EC2 instance types are grouped into families based on their hardware characteristics — General Purpose, Compute Optimized, Memory Optimized, Storage Optimized, and Accelerated Computing. The naming convention follows a pattern: [Family][Generation][Attributes].[Size].
AWS offers hundreds of EC2 instance types to serve different workloads. Each instance type belongs to a family that describes its primary hardware strength. Choosing the right instance type is critical for both performance and cost efficiency. The naming convention encodes the family, generation, optional attributes, and size in a compact string.

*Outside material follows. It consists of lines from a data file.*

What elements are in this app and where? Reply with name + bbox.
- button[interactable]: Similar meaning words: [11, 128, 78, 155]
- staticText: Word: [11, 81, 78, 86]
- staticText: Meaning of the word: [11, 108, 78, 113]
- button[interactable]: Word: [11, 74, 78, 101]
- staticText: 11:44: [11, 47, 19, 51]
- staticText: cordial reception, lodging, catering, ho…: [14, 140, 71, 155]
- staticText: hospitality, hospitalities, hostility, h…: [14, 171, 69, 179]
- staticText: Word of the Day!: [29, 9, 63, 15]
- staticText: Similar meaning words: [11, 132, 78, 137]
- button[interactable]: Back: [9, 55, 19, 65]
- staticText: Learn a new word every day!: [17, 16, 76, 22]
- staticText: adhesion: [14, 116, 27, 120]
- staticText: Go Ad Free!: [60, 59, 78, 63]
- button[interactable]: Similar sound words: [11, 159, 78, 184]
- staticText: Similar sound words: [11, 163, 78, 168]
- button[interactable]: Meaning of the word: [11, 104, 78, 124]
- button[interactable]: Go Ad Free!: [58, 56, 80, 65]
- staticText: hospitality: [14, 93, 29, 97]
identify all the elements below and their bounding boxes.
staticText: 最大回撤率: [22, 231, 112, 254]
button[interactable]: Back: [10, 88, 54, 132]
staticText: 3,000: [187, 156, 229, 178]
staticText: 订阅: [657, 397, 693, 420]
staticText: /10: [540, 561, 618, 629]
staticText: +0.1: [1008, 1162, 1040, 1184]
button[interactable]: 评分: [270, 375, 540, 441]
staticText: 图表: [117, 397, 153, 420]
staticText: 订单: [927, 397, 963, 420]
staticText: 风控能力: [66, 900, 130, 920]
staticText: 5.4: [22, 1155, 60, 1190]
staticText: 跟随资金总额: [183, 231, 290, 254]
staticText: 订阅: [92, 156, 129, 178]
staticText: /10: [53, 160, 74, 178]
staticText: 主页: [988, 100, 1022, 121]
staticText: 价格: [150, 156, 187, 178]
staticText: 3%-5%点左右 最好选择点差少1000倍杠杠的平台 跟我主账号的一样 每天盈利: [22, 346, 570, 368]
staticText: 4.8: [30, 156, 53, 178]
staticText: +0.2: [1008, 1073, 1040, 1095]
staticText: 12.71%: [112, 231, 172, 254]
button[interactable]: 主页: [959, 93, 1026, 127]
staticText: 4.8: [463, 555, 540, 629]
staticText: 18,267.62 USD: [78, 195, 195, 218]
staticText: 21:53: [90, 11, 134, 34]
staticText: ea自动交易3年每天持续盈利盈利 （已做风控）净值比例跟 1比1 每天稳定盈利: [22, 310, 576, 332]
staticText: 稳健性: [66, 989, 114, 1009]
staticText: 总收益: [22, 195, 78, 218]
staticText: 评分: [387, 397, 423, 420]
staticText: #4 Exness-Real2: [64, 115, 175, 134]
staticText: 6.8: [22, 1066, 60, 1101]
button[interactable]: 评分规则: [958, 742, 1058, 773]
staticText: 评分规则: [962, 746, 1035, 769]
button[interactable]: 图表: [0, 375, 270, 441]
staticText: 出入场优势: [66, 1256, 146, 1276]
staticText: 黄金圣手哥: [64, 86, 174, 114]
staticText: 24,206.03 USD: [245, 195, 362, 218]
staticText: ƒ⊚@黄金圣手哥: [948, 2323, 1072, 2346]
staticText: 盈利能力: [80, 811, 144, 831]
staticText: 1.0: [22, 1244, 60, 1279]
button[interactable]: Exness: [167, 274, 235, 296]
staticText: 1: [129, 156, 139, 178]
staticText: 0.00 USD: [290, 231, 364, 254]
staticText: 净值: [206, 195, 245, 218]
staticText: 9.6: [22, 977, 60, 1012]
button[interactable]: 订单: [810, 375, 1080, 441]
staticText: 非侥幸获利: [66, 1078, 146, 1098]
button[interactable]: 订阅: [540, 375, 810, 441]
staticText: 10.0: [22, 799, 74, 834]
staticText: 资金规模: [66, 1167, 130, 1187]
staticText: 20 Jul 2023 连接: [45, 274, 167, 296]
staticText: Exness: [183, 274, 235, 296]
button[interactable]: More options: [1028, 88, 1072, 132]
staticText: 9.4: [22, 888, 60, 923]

Family letter — describes the primary characteristic: t (burstable), m (general), c (compute), r (memory), i (storage), g (GPU), p (ML/AI), x (extreme memory), d (dense storage), h (HDD storage)
Generation number — higher means newer hardware (e.g., m5 is newer than m4)
Optional attributes — a (AMD CPU), g (AWS Graviton/ARM), i (Intel), n (network optimized), d (NVMe storage), e (extra storage/memory), z (high frequency)
Size — nano, micro, small, medium, large, xlarge, 2xlarge, 4xlarge, 8xlarge, 12xlarge, 16xlarge, 24xlarge, metal
Examples: t3.micro = burstable gen3 micro | c5n.xlarge = compute gen5 network-optimized xlarge | m6g.2xlarge = general gen6 Graviton 2xlarge
t3, t3a, t4g — Burstable performance instances. Low baseline CPU with burst credits. Best for: dev/test environments, small websites, low-traffic apps. Cost-efficient for variable workloads.
m5, m6g, m6i, m7g — Balanced CPU and memory. Best for: web servers, app servers, small databases, backend services, enterprise applications.
mac1, mac2 — macOS-based instances on Apple silicon. Best for: iOS/macOS app development and testing.
c5, c5n, c6g, c6i, c7g — High CPU-to-memory ratio. Best for: batch processing, high-performance web servers, scientific modeling, media transcoding, gaming servers, machine learning inference.
c5n — Same as c5 but with higher network bandwidth (up to 100 Gbps). Best for: HPC and network-intensive workloads.
r5, r6g, r6i, r7g — High memory-to-CPU ratio. Best for: in-memory databases (Redis, Memcached), real-time analytics, large-scale caching, SAP HANA.
x1, x1e, x2gd — Extreme memory (up to 3.9 TB RAM). Best for: in-memory databases, SAP HANA, Apache Spark.
z1d — High frequency (up to 4.0 GHz) with large memory. Best for: financial simulations, EDA (Electronic Design Automation), relational databases.
i3, i3en, i4g, i4i — NVMe SSD-backed storage with very high IOPS. Best for: high-frequency OLTP databases, NoSQL databases (Cassandra, MongoDB), data warehousing.
d2, d3, d3en — High-density HDD storage (up to 336 TB). Best for: Hadoop/HDFS, data warehouses, distributed file systems.
h1 — High disk throughput with HDD. Best for: MapReduce, distributed file systems like HDFS.
p3, p4, p4d — NVIDIA Tesla GPUs. Best for: deep learning training, scientific simulations, molecular modeling.
g3, g4dn, g4ad, g5 — NVIDIA/AMD GPUs. Best for: graphics-intensive applications, ML inference, video encoding, gaming.
trn1 — AWS Trainium chips. Best for: cost-efficient deep learning training.
inf1, inf2 — AWS Inferentia chips. Best for: high-throughput, low-latency ML inference at scale.